Harold Coward describes the 2nd edition of A Survey of Hinduism as "This book offers the most comprehensive, balanced, accessible and yet deeply scholarly presentation of Hinduism in English," and that, "Thomas Hopkins's, The Hindu Religious Tradition, the standard work when it was published some twenty-five years ago, looks rather primitive when compared with Klaus Klostermaier's A Survey of Hinduism, already in second edition by 1994".

George M. Williams has described Klostermaier's Concise Encyclopedia of Hinduism as an "excellent resource by top scholar featuring concise entries." According to Patricia Greer, Klostermaier's encyclopedic articles are useful, but finds Klostermaier's chronology in need of an explanation and one that leaves unresolved "the complexities of an issue that so vexes the field".

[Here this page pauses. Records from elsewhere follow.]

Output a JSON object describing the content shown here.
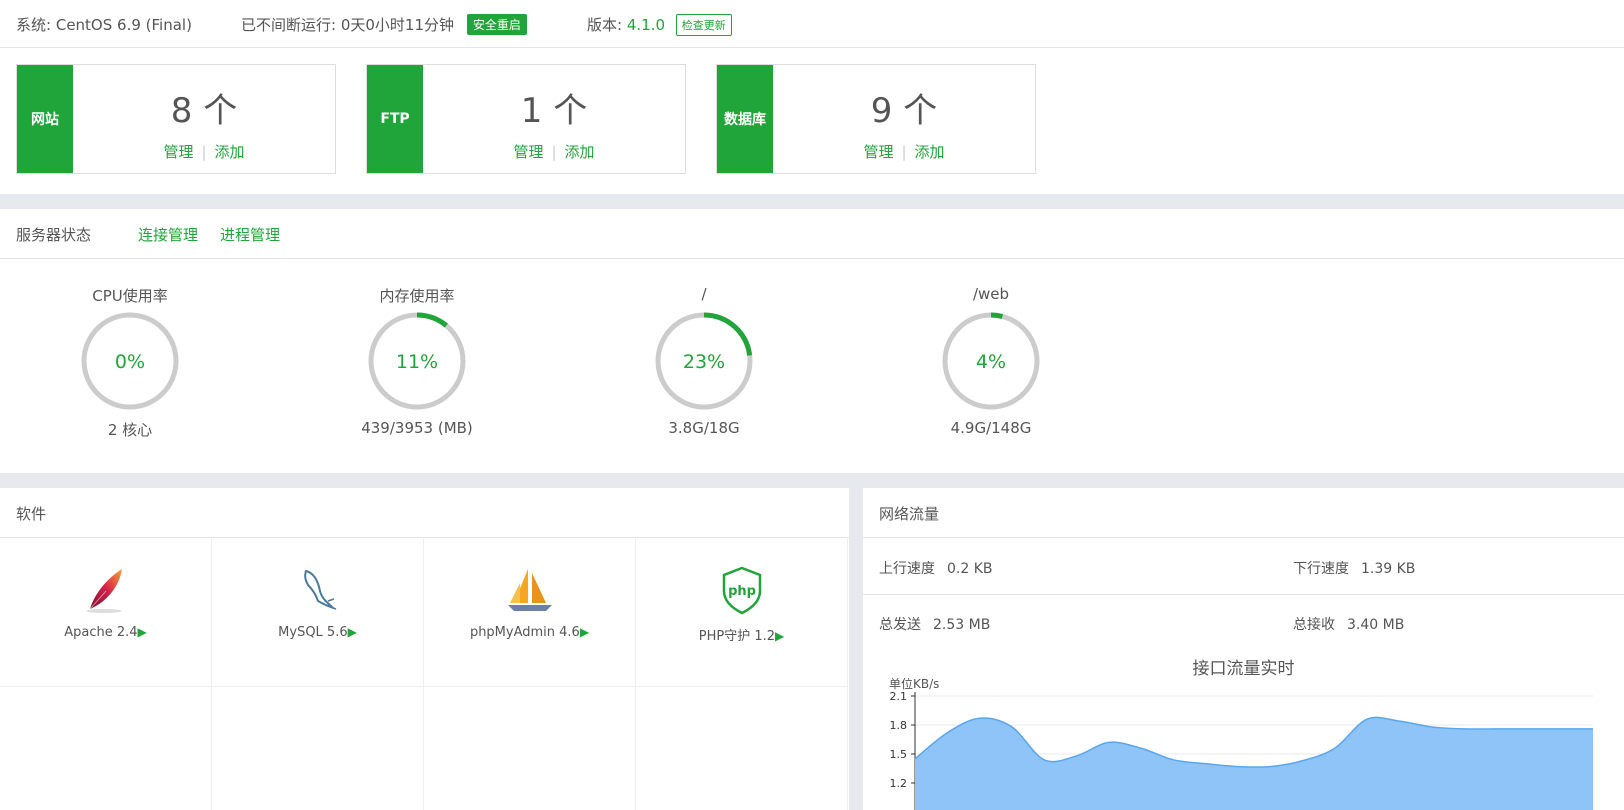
{
  "topbar": {
    "system_label": "系统:",
    "system_value": "CentOS 6.9 (Final)",
    "uptime_label": "已不间断运行:",
    "uptime_value": "0天0小时11分钟",
    "restart_button": "安全重启",
    "version_label": "版本:",
    "version_value": "4.1.0",
    "update_button": "检查更新"
  },
  "stats": [
    {
      "name": "网站",
      "count": "8 个",
      "manage": "管理",
      "add": "添加"
    },
    {
      "name": "FTP",
      "count": "1 个",
      "manage": "管理",
      "add": "添加"
    },
    {
      "name": "数据库",
      "count": "9 个",
      "manage": "管理",
      "add": "添加"
    }
  ],
  "server": {
    "title": "服务器状态",
    "links": [
      "连接管理",
      "进程管理"
    ],
    "gauges": [
      {
        "label": "CPU使用率",
        "value": "0%",
        "percent": 0,
        "sub": "2 核心"
      },
      {
        "label": "内存使用率",
        "value": "11%",
        "percent": 11,
        "sub": "439/3953 (MB)"
      },
      {
        "label": "/",
        "value": "23%",
        "percent": 23,
        "sub": "3.8G/18G"
      },
      {
        "label": "/web",
        "value": "4%",
        "percent": 4,
        "sub": "4.9G/148G"
      }
    ]
  },
  "software": {
    "title": "软件",
    "items": [
      {
        "name": "Apache 2.4",
        "icon": "apache-feather-icon"
      },
      {
        "name": "MySQL 5.6",
        "icon": "mysql-dolphin-icon"
      },
      {
        "name": "phpMyAdmin 4.6",
        "icon": "phpmyadmin-sailboat-icon"
      },
      {
        "name": "PHP守护 1.2",
        "icon": "php-shield-icon"
      }
    ],
    "arrow": "▶"
  },
  "network": {
    "title": "网络流量",
    "up_label": "上行速度",
    "up_value": "0.2 KB",
    "down_label": "下行速度",
    "down_value": "1.39 KB",
    "sent_label": "总发送",
    "sent_value": "2.53 MB",
    "recv_label": "总接收",
    "recv_value": "3.40 MB"
  },
  "colors": {
    "accent": "#20a53a",
    "gauge_track": "#cccccc",
    "chart_fill": "#8ec4f7",
    "chart_line": "#5aa6ec"
  },
  "chart_data": {
    "type": "area",
    "title": "接口流量实时",
    "ylabel": "单位KB/s",
    "yticks": [
      1.2,
      1.5,
      1.8,
      2.1
    ],
    "x": [
      0,
      1,
      2,
      3,
      4,
      5,
      6,
      7,
      8,
      9,
      10,
      11,
      12,
      13,
      14,
      15,
      16,
      17,
      18,
      19,
      20,
      21
    ],
    "values": [
      1.45,
      1.72,
      1.87,
      1.78,
      1.44,
      1.48,
      1.62,
      1.56,
      1.44,
      1.4,
      1.37,
      1.37,
      1.43,
      1.56,
      1.86,
      1.84,
      1.78,
      1.76,
      1.76,
      1.76,
      1.76,
      1.76
    ],
    "ylim": [
      1.2,
      2.1
    ],
    "grid": true
  }
}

In 1998, Klostermaier published his paper 'Questioning the Aryan Invasion Theory and Revisiting Ancient Indian History' in which he pointed out that the source of the Aryan Invasion Theory lay in the belief that the entire world is populated by one of the sons of Noah. Michael Witzel, proponent of the Aryan Invasion Theory, has called him a "recent convert to a Frawleyan view of the world" for questioning the Aryan Invasion Theory. Noting that David Frawley pictures India as the unique cradle of civilization at 10,000 BCE, Witzel expressed dismay that Kostermaier had written an appreciative introduction to one of Frawley books, and included some of Frawleyan views in his own Survey of Hinduism. Such inclusion of unscientific views in college textbooks would have a "detrimental effect", states Witzel.